Disrupção, magia e química
"Há um grande fascínio pelos fora da lei, por viver um tipo de vida que não temos numa cultura normal", sublinha David Jenkins. E entre a rotina e o desejo de evasão, que desemboca numa nova rotina, desenha-se o mundo de "uma história pessoal sobre como é que este tipo fez isto e como é que poderá alguma vez sobreviver", acrescenta Rhys Darby.
"É disruptiva face aos conceitos de piratas. Quem a for ver à espera desse imaginário, vai ficar desiludido", alerta o ator. "A minha personagem, em particular, é uma disrupção total face a esse mundo. E quando encontramos outras que parecem ser desse mundo, descobrimos que afinal também não são, ou pelo menos não querem ser. E é aí que a série se torna verdadeiramente mágica".
Essa magia também deve muito à dinâmica entre Steve e Blackbeard, realça. "A diversão começa quando mergulhamos a fundo na psicologia destes dois tipos. Porque é que estão lá? E aí entra uma vertente mais dramática, quase tão divertida de interpretar como a cómica".
O facto de a dupla ser interpretada por dois atores cúmplices há muito tempo ajudou. "Tenho tido pequenos papéis em muitos grandes projetos, a maioria do Taika", diz Darby. "Mas nunca tinha sido uma personagem principal. Julgo que já estava na altura de assumir essa responsabilidade. E ter o Taika e o David a apoiar-me e a garantir que era suficientemente bom fez com que se tornasse confortável. É um grande passo na minha carreira".
"Precisamos de desligar"
Embora o conceito de David Jenkins para a série tenha sido imediatamente abraçado por Waititi, o registo cómico (e às vezes dramático) a adotar foi o maior desafio, refere o criador. "O equilíbrio do tom é a parte mais difícil da criação de uma série. Esta às vezes é quase um cartoon, noutros momentos é muito realista e naturalista... E depois há atores muito diferentes, uns dramáticos outros cómicos, todos na mesma série, e temos de assegurar que estão todos no mesmo comprimento de onda".
Além de Darby e Waititi, "Our Flag Means Death" junta Kristian Nairn, Rory Kinnear, Con O'Neill, Ewen Bremner ou Matthew Maher e tem participações especiais de Leslie Jones, Kristen Schaal ou Nick Kroll.
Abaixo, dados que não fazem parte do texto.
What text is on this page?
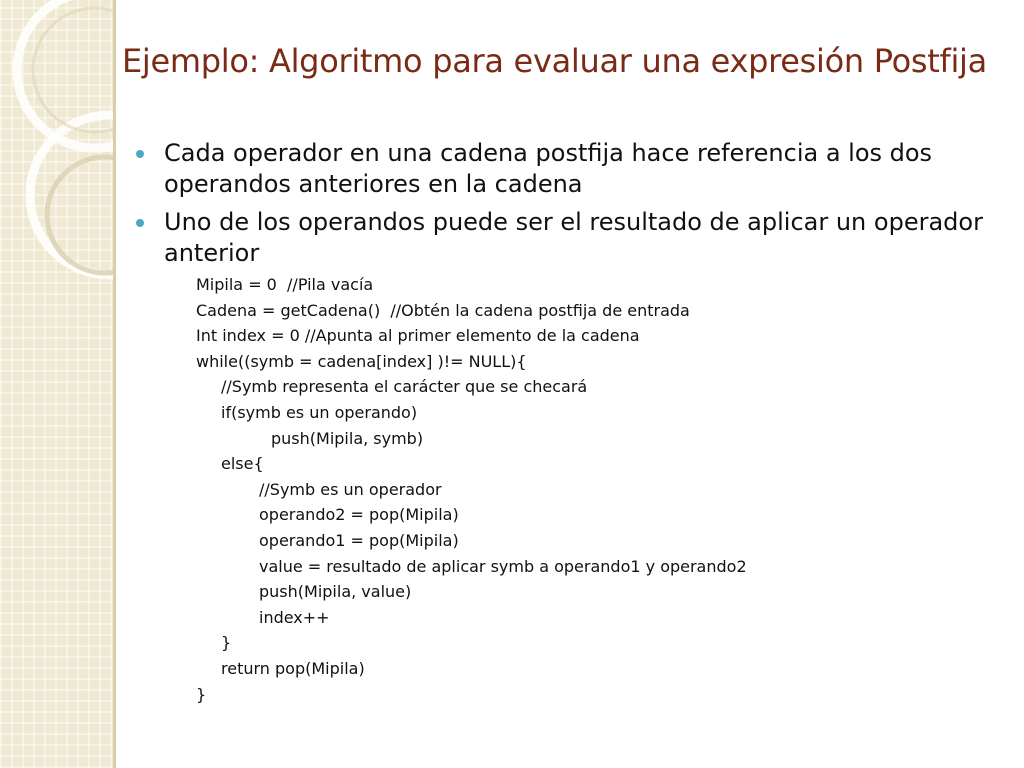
Ejemplo: Algoritmo para evaluar una expresión Postfija
Cada operador en una cadena postfija hace referencia a los dos operandos anteriores en la cadena
Uno de los operandos puede ser el resultado de aplicar un operador anterior
Mipila = 0  //Pila vacía
Cadena = getCadena()  //Obtén la cadena postfija de entrada
Int index = 0 //Apunta al primer elemento de la cadena
while((symb = cadena[index] )!= NULL){
//Symb representa el carácter que se checará
if(symb es un operando)
push(Mipila, symb)
else{
//Symb es un operador
operando2 = pop(Mipila)
operando1 = pop(Mipila)
value = resultado de aplicar symb a operando1 y operando2
push(Mipila, value)
index++
}
return pop(Mipila)
}
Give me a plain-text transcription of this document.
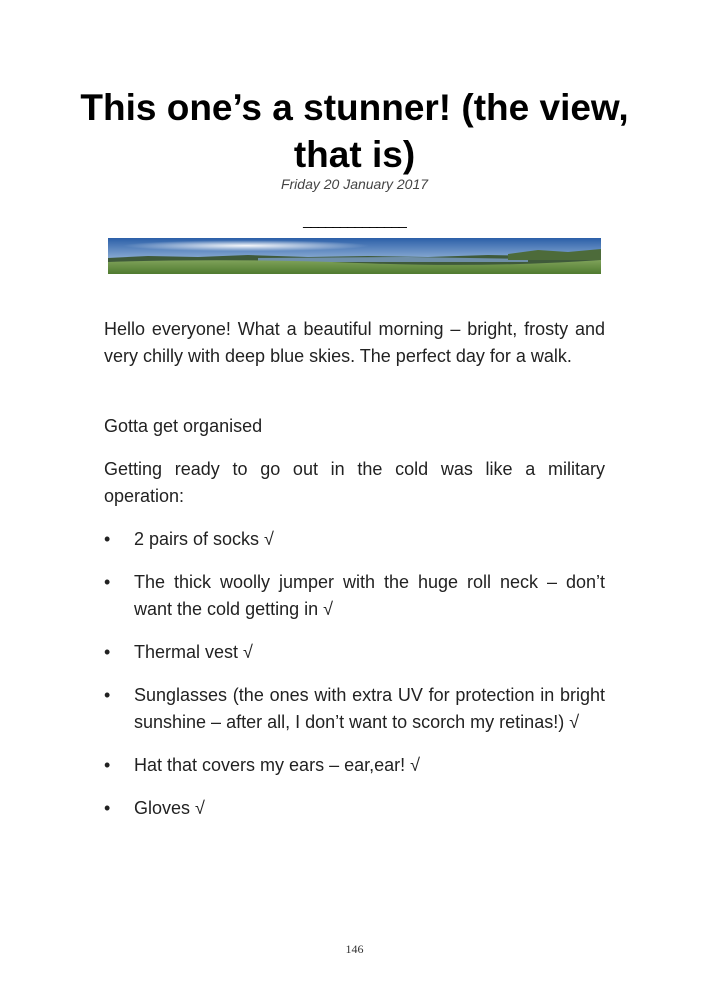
This one’s a stunner! (the view, that is)
Friday 20 January 2017
______________

Hello everyone! What a beautiful morning – bright, frosty and very chilly with deep blue skies. The perfect day for a walk.

Gotta get organised

Getting ready to go out in the cold was like a military operation:

•	2 pairs of socks √
•	The thick woolly jumper with the huge roll neck – don’t want the cold getting in √
•	Thermal vest √
•	Sunglasses (the ones with extra UV for protection in bright sunshine – after all, I don’t want to scorch my retinas!) √
•	Hat that covers my ears – ear,ear! √
•	Gloves √
146
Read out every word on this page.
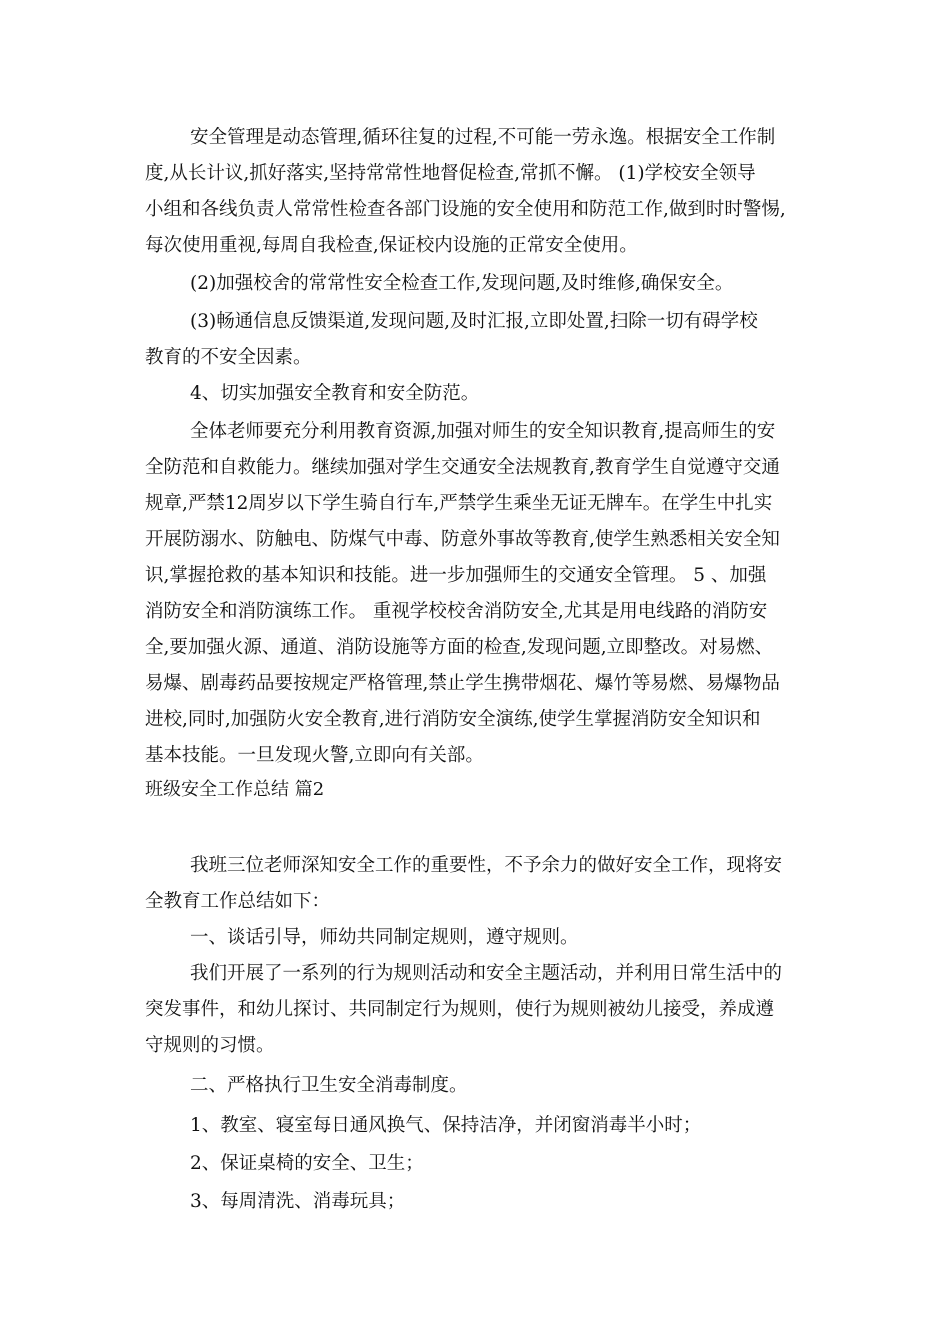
安全管理是动态管理,循环往复的过程,不可能一劳永逸。根据安全工作制
度,从长计议,抓好落实,坚持常常性地督促检查,常抓不懈。 (1)学校安全领导
小组和各线负责人常常性检查各部门设施的安全使用和防范工作,做到时时警惕,
每次使用重视,每周自我检查,保证校内设施的正常安全使用。
(2)加强校舍的常常性安全检查工作,发现问题,及时维修,确保安全。
(3)畅通信息反馈渠道,发现问题,及时汇报,立即处置,扫除一切有碍学校
教育的不安全因素。
4、切实加强安全教育和安全防范。
全体老师要充分利用教育资源,加强对师生的安全知识教育,提高师生的安
全防范和自救能力。继续加强对学生交通安全法规教育,教育学生自觉遵守交通
规章,严禁12周岁以下学生骑自行车,严禁学生乘坐无证无牌车。在学生中扎实
开展防溺水、防触电、防煤气中毒、防意外事故等教育,使学生熟悉相关安全知
识,掌握抢救的基本知识和技能。进一步加强师生的交通安全管理。 5 、加强
消防安全和消防演练工作。 重视学校校舍消防安全,尤其是用电线路的消防安
全,要加强火源、通道、消防设施等方面的检查,发现问题,立即整改。对易燃、
易爆、剧毒药品要按规定严格管理,禁止学生携带烟花、爆竹等易燃、易爆物品
进校,同时,加强防火安全教育,进行消防安全演练,使学生掌握消防安全知识和
基本技能。一旦发现火警,立即向有关部。
班级安全工作总结 篇2
我班三位老师深知安全工作的重要性，不予余力的做好安全工作，现将安
全教育工作总结如下：
一、谈话引导，师幼共同制定规则，遵守规则。
我们开展了一系列的行为规则活动和安全主题活动，并利用日常生活中的
突发事件，和幼儿探讨、共同制定行为规则，使行为规则被幼儿接受，养成遵
守规则的习惯。
二、严格执行卫生安全消毒制度。
1、教室、寝室每日通风换气、保持洁净，并闭窗消毒半小时；
2、保证桌椅的安全、卫生；
3、每周清洗、消毒玩具；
O autor de "Jojo Rabbit" também dirigiu o primeiro episódio, passando o testemunho ao espanhol Nacho Vigalondo em alguns dos seguintes - realizador igualmente familiarizado com comédia desregrada em filmes de culto como "Timecrimes" (2007) ou "Colossal" (2016).
Jenkins diz não encontrar grandes paralelos entre o resultado dessa amálgama e outras apostas do pequeno ecrã dos últimos anos. "Não há assim tantas séries norte-americanas cómicas hoje em dia. O que é estranho, porque precisamos muito delas, precisamos de desligar", defende. "É uma série escapista de uma forma que poucas são atualmente. Posso ver durante meia-hora, rir, sentir algumas coisas, achar que foi agradável e querer ver mais".
Já Waititi considera que conseguiu "explorar o que a vida dos piratas realmente teria sido, com muitos tempos de espera e períodos de aborrecimento". Mesmo que nem sempre tenha sido agradável. "Não gostei do meu fato", admite. "Era tão apertado, quente e desconfortável, todo de couro. Irritou-me o tempo todo. Mas isso foi bom para a personagem, porque a personagem tinha de estar irritada. Estava tão aborrecida e tão farta de ser pirata, e eu estava farto de ter aquele fato vestido".